In 2003 I started my own business, and for 10 years while raising two children I grew it until it was profitable enough to be acquired. People often ask me how I found the time to do it all, to which I respond, “I didn’t.” To me, “finding time” is a myth. Instead of thinking about time as a quantitative measure, I judge my time by quality—a strange way of looking at it, perhaps, from a person who built a career around quantitative validations. But measuring time in this way helps me prioritize tasks, give value to my clients and employees, and strike a work-life balance—all while taking myself less seriously along the way.

The ancient Greeks had two words for time: chronos and kairos. While the former refers to chronological or sequential time, the latter signifies a time lapse, a moment of indeterminate time in which everything happens. While chronos is quantitative, kairos is qualitative in nature.

Think about the last time you were in a 30 minute meeting that you didn’t feel added value to your day. Did it really feel like 30 minutes or did it seem like the meeting lasted for two days? Or what about the last time you were about to go away on vacation. Did the days leading up to your departure drag on for an eternity? There’s a reason time slows down when your present reality lacks meaning, but accelerates when you’re busy or engaged. Time may be quantitative, but as humans we feel through our experiences that all time is not created equal.

During the early days of growing my business I felt overwhelmed by everything I had to do in 24 hours. Meetings became an opportunity to multitask (I could respond to an email during a presentation and schedule another meeting that needed to happen before the one I was in even finished). The problem is that I wasted more energy trying to decipher what I missed, and it sent a message to the other people in the room that their time was not as valuable as mine.

After I wasted enough time trying to catch up on what I missed, I changed my approach entirely and stopped multitasking. I realized that giving an employee 30 minutes of undivided attention is far more valuable than giving them an hour that includes distractions and interruptions.

When you’re fully present and engaged in the moment, your brain processes information more efficiently. Several studies have found that practicing mindfulness improves focus, memory, and cognitive flexibility and reduces emotional reactivity. The underlying advantage of mindfulness, of being present, is using time more efficiently. On the flip side of this, multitasking only reduces inefficiency. In our world today where everyone has a smartphone within reach and the world at their fingertips, it’s far easier to multitask or seek a short-term stimulus response when we’re stuck in a boring meeting, than it is to be present. But being present allows you to appreciate the opportunity to add value to your day. Even a meeting that feels useless has the potential to teach you something—but you’ll only realize what that something is if you’re present enough to recognize it.
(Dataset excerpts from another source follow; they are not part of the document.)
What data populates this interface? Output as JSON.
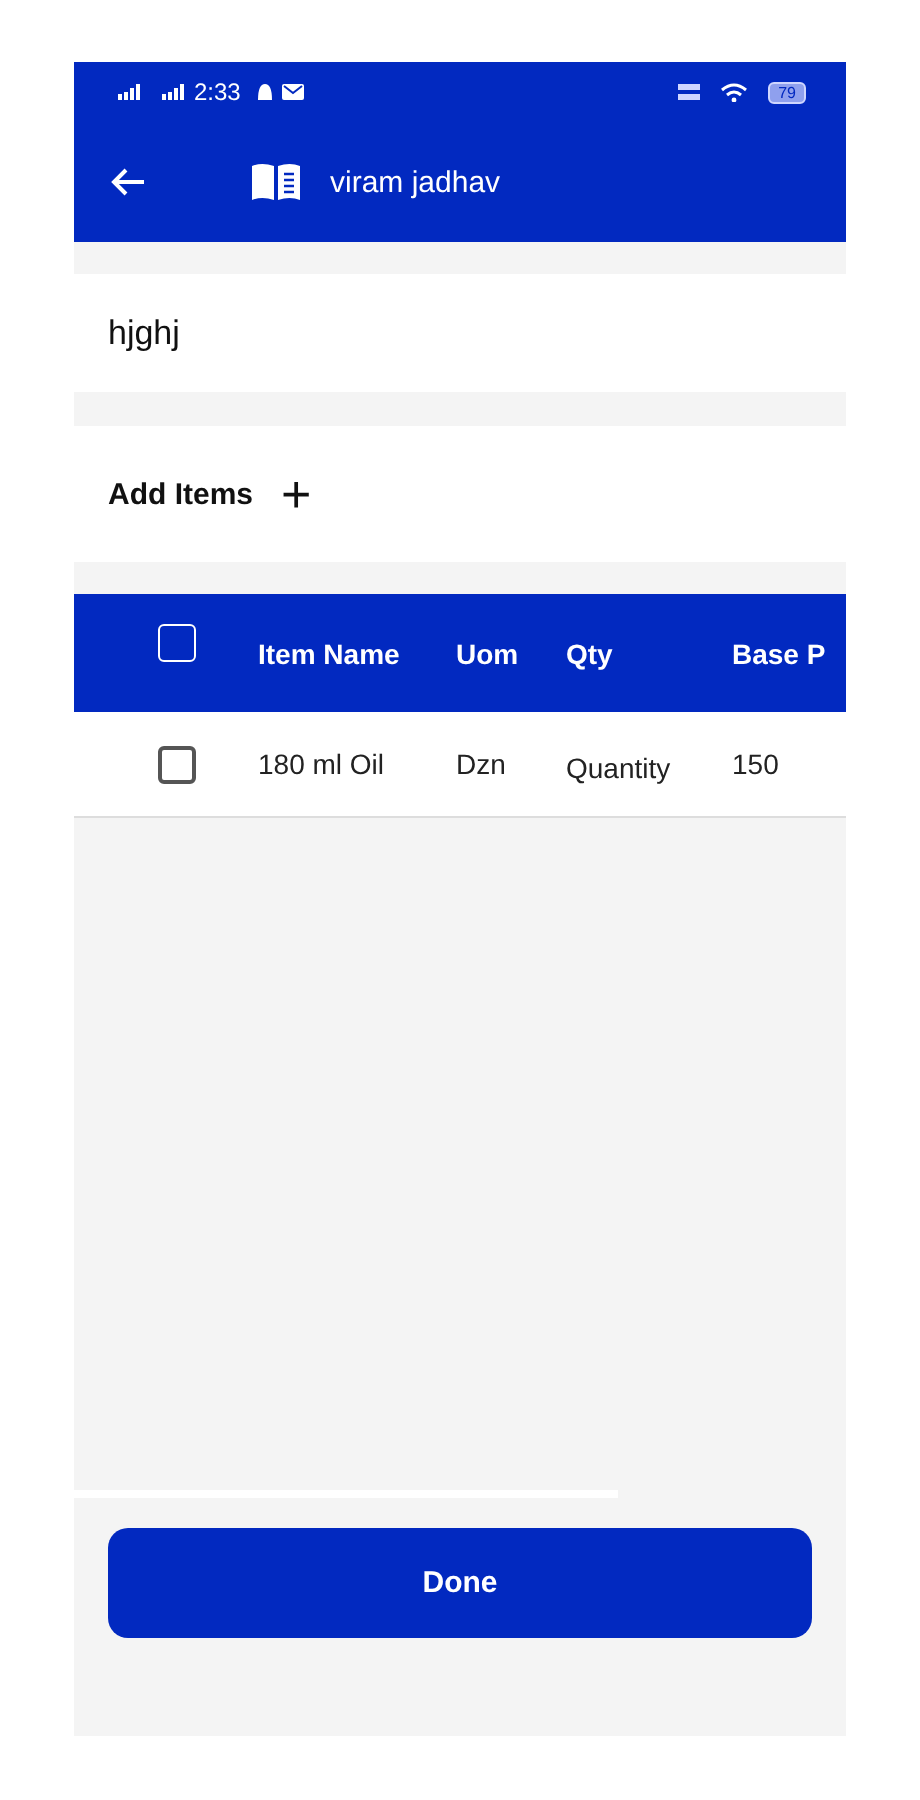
{
  "status_bar": {
    "time": "2:33",
    "battery": "79"
  },
  "app_bar": {
    "title": "viram jadhav"
  },
  "name_field": {
    "value": "hjghj"
  },
  "add_items": {
    "label": "Add Items",
    "icon": "+"
  },
  "table": {
    "header_checked": false,
    "columns": [
      "Item Name",
      "Uom",
      "Qty",
      "Base P"
    ],
    "rows": [
      {
        "checked": false,
        "cells": [
          "180 ml Oil",
          "Dzn",
          "Quantity",
          "150"
        ]
      }
    ]
  },
  "done_button": "Done"
}
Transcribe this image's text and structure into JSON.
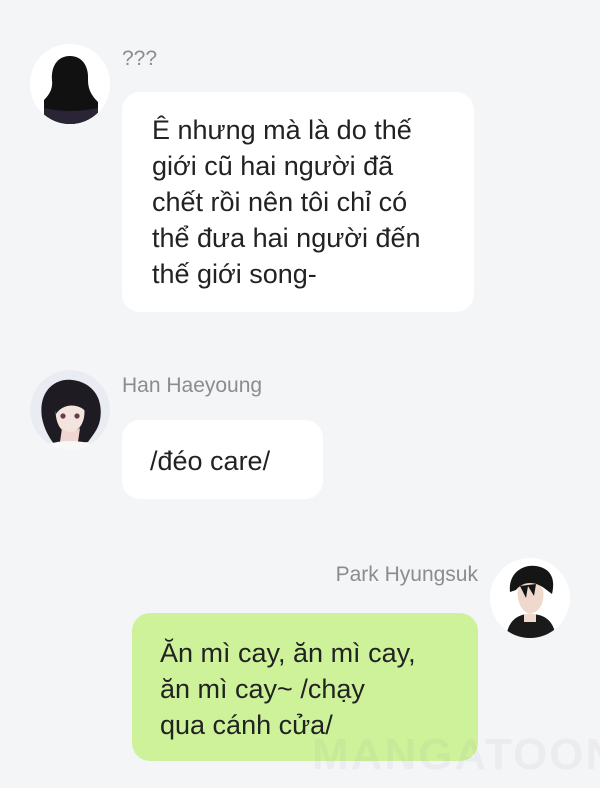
{
  "messages": [
    {
      "sender": "???",
      "text": "Ê nhưng mà là do thế\ngiới cũ hai người đã\nchết rồi nên tôi chỉ có\nthể đưa hai người đến\nthế giới song-"
    },
    {
      "sender": "Han Haeyoung",
      "text": "/đéo care/"
    },
    {
      "sender": "Park Hyungsuk",
      "text": "Ăn mì cay, ăn mì cay,\năn mì cay~ /chạy\nqua cánh cửa/"
    }
  ],
  "watermark": "MANGATOON",
  "colors": {
    "background": "#f4f5f7",
    "incoming_bubble": "#ffffff",
    "outgoing_bubble": "#cdf29a",
    "sender_name": "#8c8c8c"
  },
  "icons": [
    "silhouette-avatar-icon",
    "han-haeyoung-avatar-icon",
    "park-hyungsuk-avatar-icon"
  ]
}
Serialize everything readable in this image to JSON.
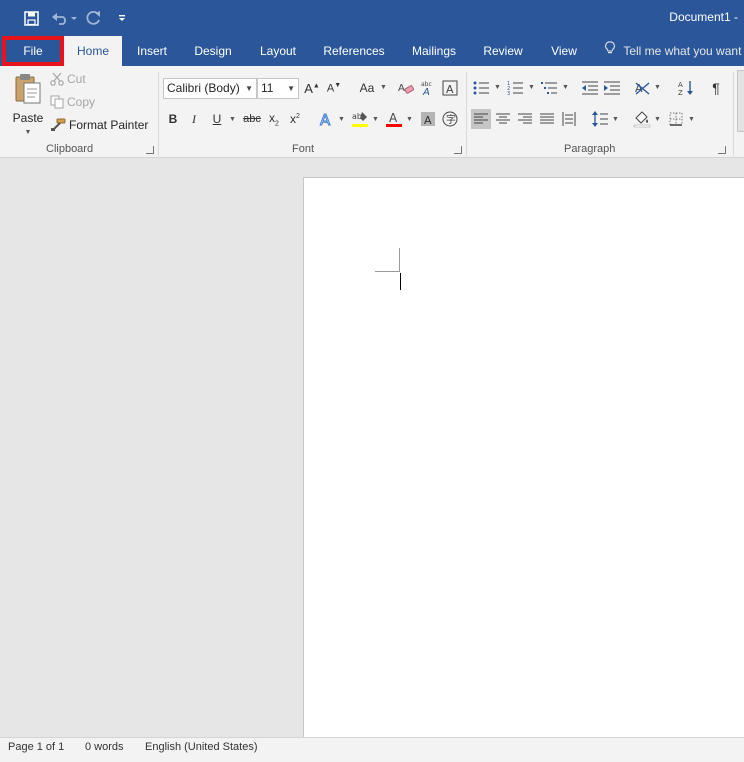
{
  "window": {
    "title": "Document1  -"
  },
  "quick_access": [
    {
      "name": "save-icon"
    },
    {
      "name": "undo-icon"
    },
    {
      "name": "redo-icon"
    },
    {
      "name": "customize-qat-icon"
    }
  ],
  "tabs": {
    "file": "File",
    "home": "Home",
    "insert": "Insert",
    "design": "Design",
    "layout": "Layout",
    "references": "References",
    "mailings": "Mailings",
    "review": "Review",
    "view": "View",
    "tell_me": "Tell me what you want"
  },
  "ribbon": {
    "clipboard": {
      "label": "Clipboard",
      "paste": "Paste",
      "cut": "Cut",
      "copy": "Copy",
      "format_painter": "Format Painter"
    },
    "font": {
      "label": "Font",
      "font_name": "Calibri (Body)",
      "font_size": "11"
    },
    "paragraph": {
      "label": "Paragraph"
    }
  },
  "colors": {
    "accent": "#2b579a",
    "highlight_marker": "#e8141d",
    "text_highlight": "#ffff00",
    "font_color": "#ff0000"
  },
  "status": {
    "page": "Page 1 of 1",
    "words": "0 words",
    "language": "English (United States)"
  }
}
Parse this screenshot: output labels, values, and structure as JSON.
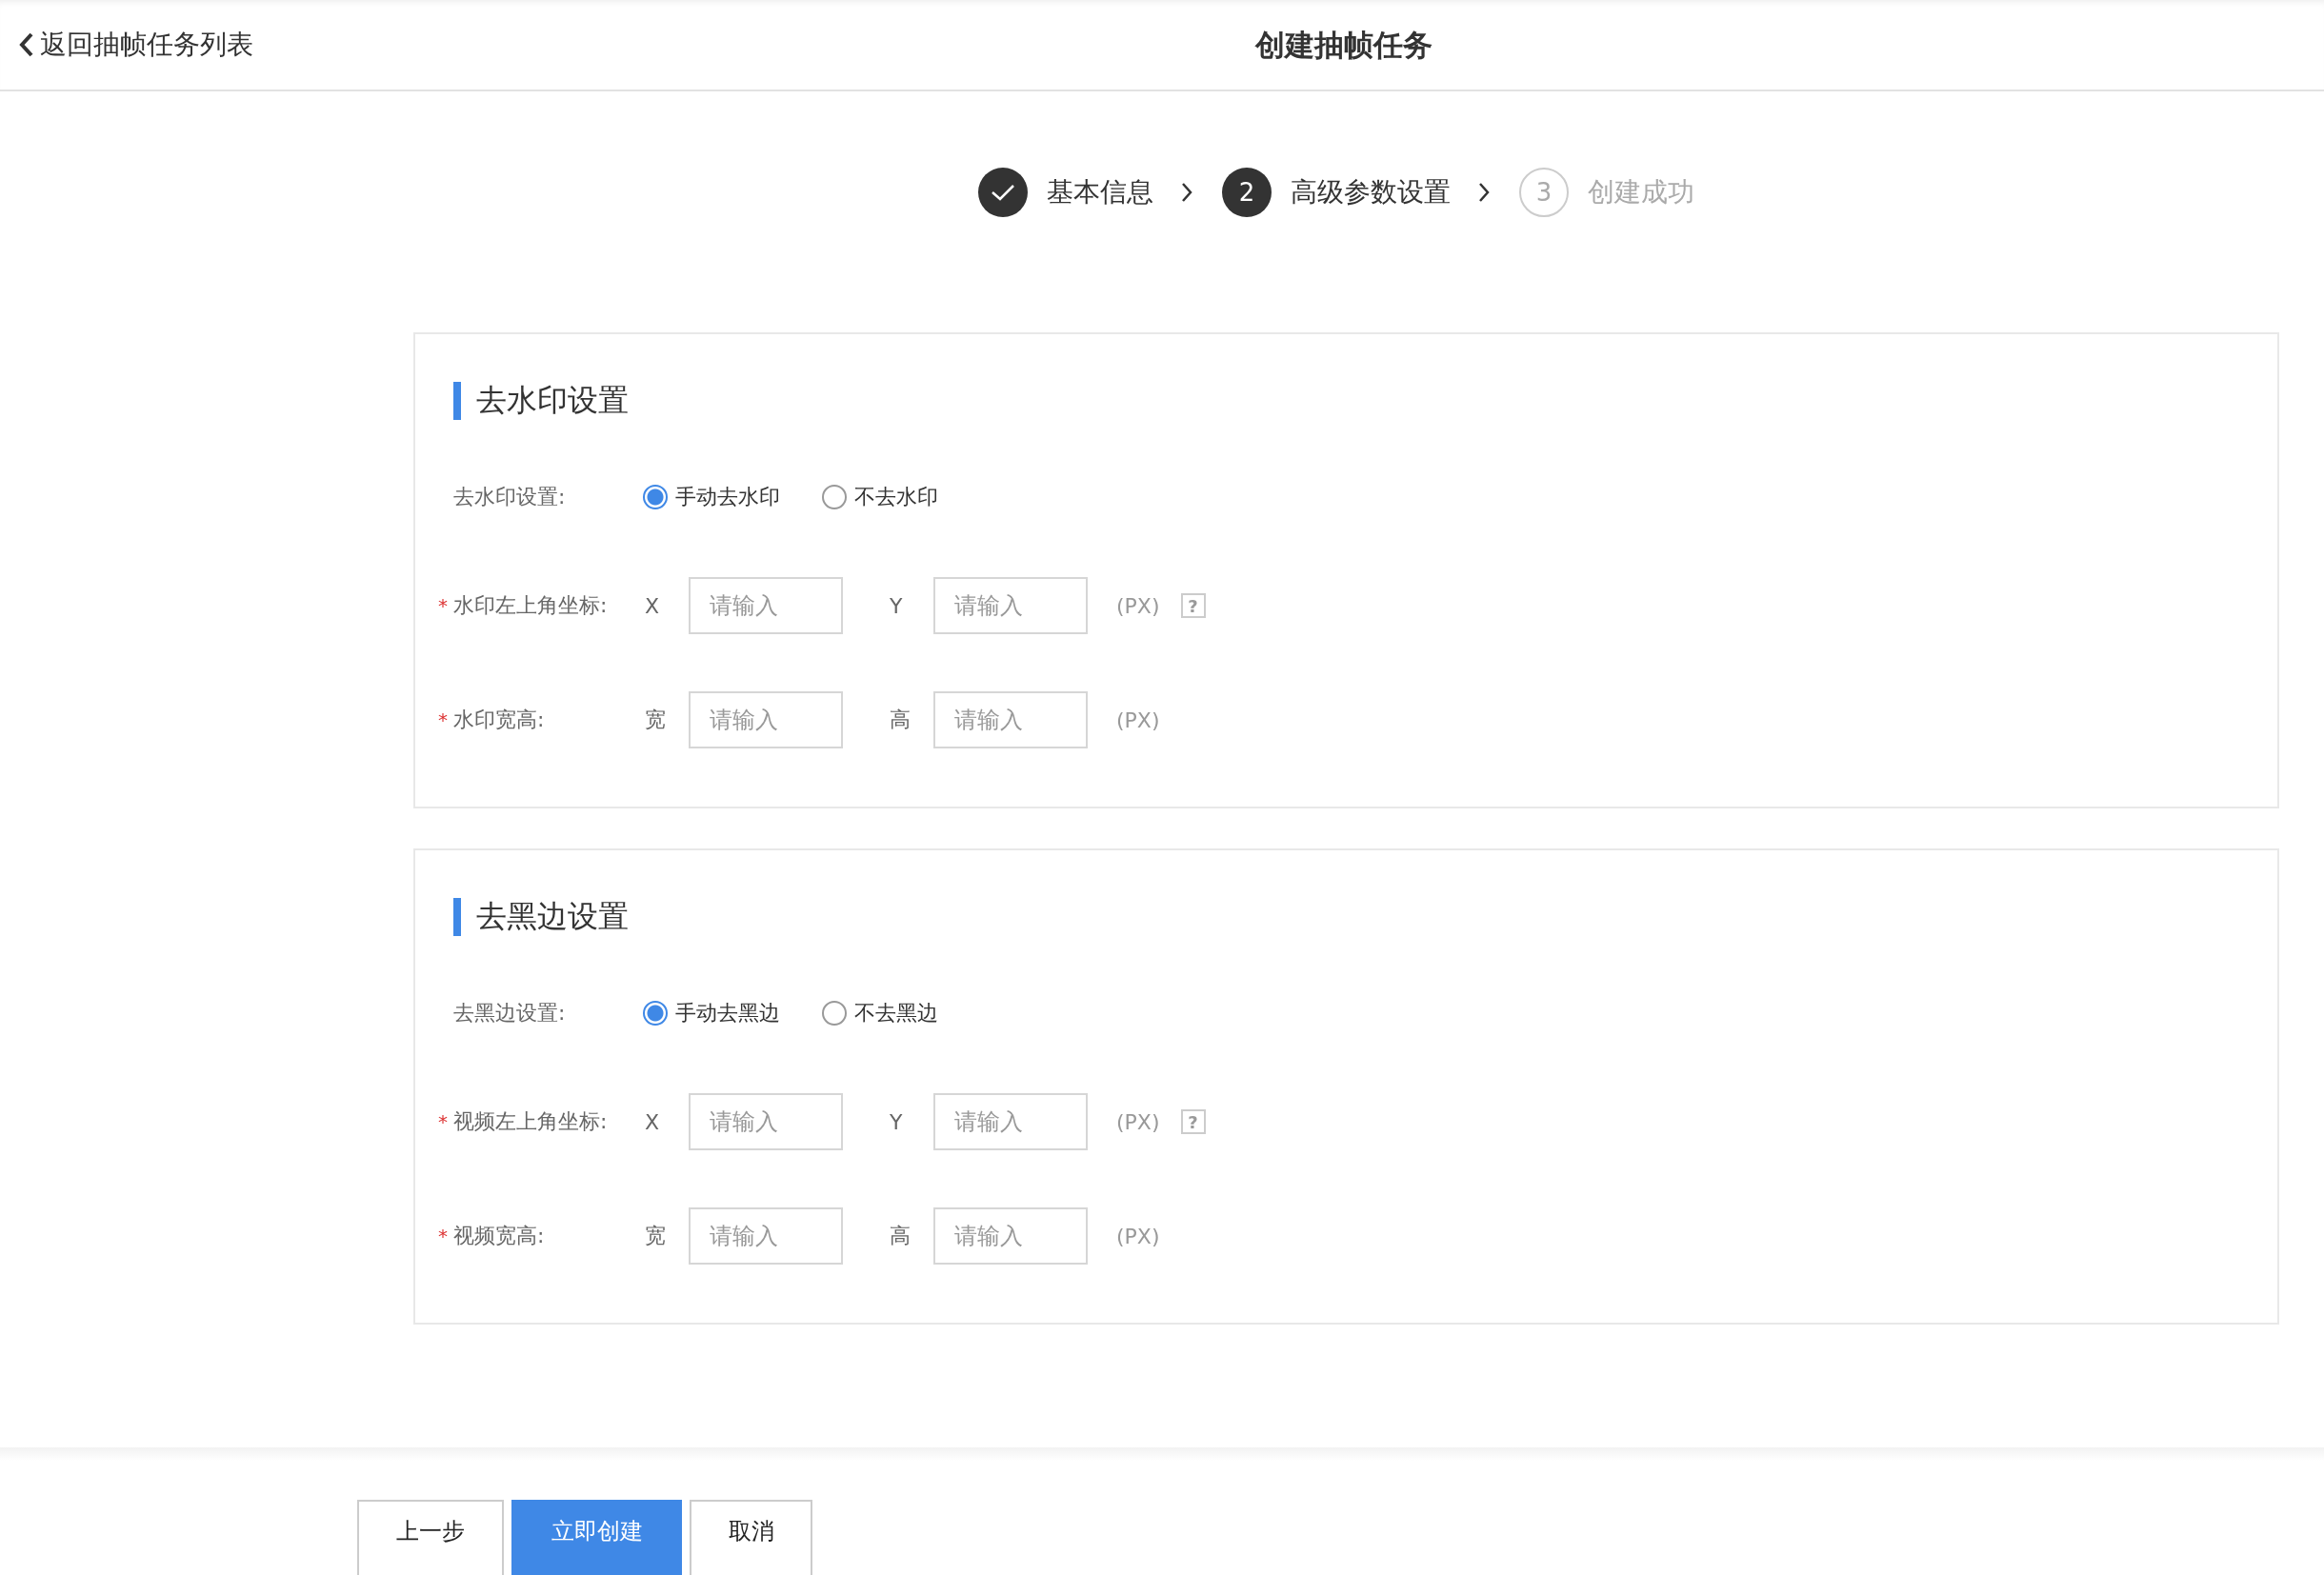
{
  "header": {
    "back_link": "返回抽帧任务列表",
    "title": "创建抽帧任务"
  },
  "steps": [
    {
      "kind": "done",
      "label": "基本信息"
    },
    {
      "kind": "active",
      "number": "2",
      "label": "高级参数设置"
    },
    {
      "kind": "pending",
      "number": "3",
      "label": "创建成功"
    }
  ],
  "sections": [
    {
      "title": "去水印设置",
      "mode_label": "去水印设置:",
      "mode_options": [
        {
          "label": "手动去水印",
          "selected": true
        },
        {
          "label": "不去水印",
          "selected": false
        }
      ],
      "rows": [
        {
          "required_mark": "*",
          "label": "水印左上角坐标:",
          "fields": [
            {
              "axis": "X",
              "placeholder": "请输入"
            },
            {
              "axis": "Y",
              "placeholder": "请输入"
            }
          ],
          "unit": "(PX)",
          "help": "?"
        },
        {
          "required_mark": "*",
          "label": "水印宽高:",
          "fields": [
            {
              "axis": "宽",
              "placeholder": "请输入"
            },
            {
              "axis": "高",
              "placeholder": "请输入"
            }
          ],
          "unit": "(PX)"
        }
      ]
    },
    {
      "title": "去黑边设置",
      "mode_label": "去黑边设置:",
      "mode_options": [
        {
          "label": "手动去黑边",
          "selected": true
        },
        {
          "label": "不去黑边",
          "selected": false
        }
      ],
      "rows": [
        {
          "required_mark": "*",
          "label": "视频左上角坐标:",
          "fields": [
            {
              "axis": "X",
              "placeholder": "请输入"
            },
            {
              "axis": "Y",
              "placeholder": "请输入"
            }
          ],
          "unit": "(PX)",
          "help": "?"
        },
        {
          "required_mark": "*",
          "label": "视频宽高:",
          "fields": [
            {
              "axis": "宽",
              "placeholder": "请输入"
            },
            {
              "axis": "高",
              "placeholder": "请输入"
            }
          ],
          "unit": "(PX)"
        }
      ]
    }
  ],
  "buttons": [
    {
      "kind": "default",
      "label": "上一步"
    },
    {
      "kind": "primary",
      "label": "立即创建"
    },
    {
      "kind": "default",
      "label": "取消"
    }
  ]
}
I recently met with two women who work in a frenetic work environment and they’re having trouble coping. They feel overwhelmed and unable to prioritize tasks and, to a certain extent, maintain their sanity. The best piece of advice I gave them was that frenetic energy is contagious but they don’t have to catch it—or pass it on. What I mean by this is that they shouldn’t approach the work day as an opportunity to get caught up in the race to do as much as possible. Instead, they should focus on the qualitative nature of their time and be wholly present in the tasks, meetings, and conversations that add the most value to both themselves and the firm.

One technique you can use to evaluate your time is the quadrant approach:

IMPORTANT AND URGENT

IMPORTANT AND NOT URGENT

NOT IMPORTANT BUT URGENT

NOT IMPORTANT AND NOT URGENT

Your goal should be to maximize the amount of time you spend in Quadrant II. In order to do this, it means assessing your priorities and paring down what William Oncken, Jr. refers to as monkeys (his essay is one of the best-selling Harvard Business Review articles of all time).

Begin by determining which way of setting priorities works best for you. Should you tackle the hardest and least appealing task of the day first? Or should you list your three most important tasks of the day the night before so you know what needs to be completed immediately when you wake up the next morning? Using these frameworks aren’t about managing time, instead they’re about recognizing how to use time as a resource that energizes, rather than depletes you.

We know that time bends based on our experience and we also know time is out of our hands. Despite this, we try to manage time anyway because time is our most valuable asset. We fear wasting time. And we should.

For the most part we focus on chronological time (time measured in seconds, minutes, hours, days, and years). But in that chronological continuum of past, present, and future, if you can every once in a while think about time as kairos, each moment holding infinite possibility to be a meaningful event in your life, maybe it will help you realize that the time you’ve been looking for has been there all along.